Fine-grained Emotional Control of Text-To-Speech Learning To Rank Inter- And Intra-Class Emotion Intensities

The goal is to develop a fine-grained emotional Text-To-Speech (TTS) model that allows control over the emotional intensity of each word or phoneme. This level of control can express different attitudes or intentions, even with the same emotion. However, it is nearly impossible to label intensity variations over time, so it’s necessary to learn effective emotion intensity representations without labels.
We first train an Intensity Extractor to provide intensity representaions. The Extractor is built on a novel Rank model, which is straightforward yet efficient in extracting emotion intensity information, and both inter- and intra-distance are considered. The ranking is performed on two samples augmented by Mixup (“Mixup: Beyond Empirical Risk Minimization”, ICLR 2017). Each augmented sample is a mix of the same non-neutral and neutral speech. By applying different weights to non-neutral and neutral speech, one mixture contains more non-neutral components than the other. In other words, the non-neutral intensity of one mixture is stronger than that of the other. By learning to rank these two mixtures, the Rank model must not only determine the emotion class (inter-class distance) but also capture the amount of non-neutral emotion present in mixed speech, i.e., the intensity of non-neutral emotion (intra-class distance).

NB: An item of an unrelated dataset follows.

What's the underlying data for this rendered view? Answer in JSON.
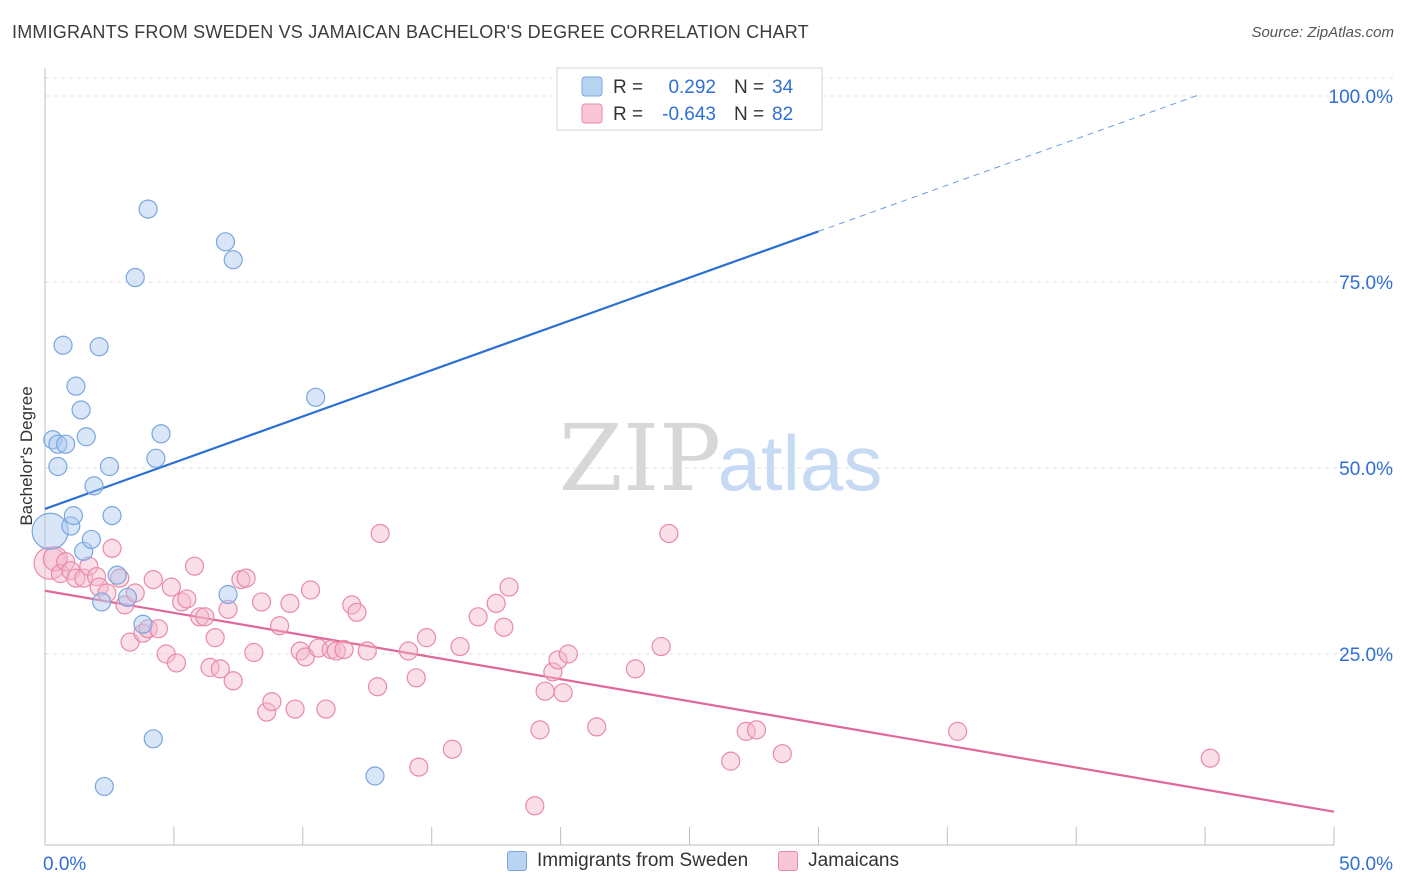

With a pre-trained Intensity Extractor, we then train a FastSpeech 2 TTS model (“FastSpeech 2: Fast and High-Quality End-to-End Text to Speech”, ICLR 2020). The architecture remains the same as in the original paper, but in this instance, the Intensity Extractor is incorporated to supply conditional intensity information.

The first subjective experiment shows that when the spoken content is the same, listeners find it easier to discern differences in intensity in the speech synthesized by our model.
Another subjective experiment is the A/B preference test on emotion expressiveness. The results indicate that listeners tend to perceive the expression of emotion as clearer in the speech synthesized by our model.
Finally, Mean Cepstral Distortion (MCD) and Naturalness Mean Opinion Score (MOS) evaluations are conducted on all synthesized samples. The results show that the quality and naturalness of the speech synthesized by our model surpass all baseline models.
To conclude, we propose a fine-grained controllable emotional TTS, based on a novel Rank model. The Rank model captures both inter- and intra-class distance information, and thus is able to produce meaningful intensity representations. We conduct subjective and objective tests to evaluate our model, the experimental results show that our model surpasses two state-of-the-art baselines in intensity controllability, emotion expressiveness and naturalness.
The results of this study have been presented at the ICASSP 2023 in Rhodes, Greece.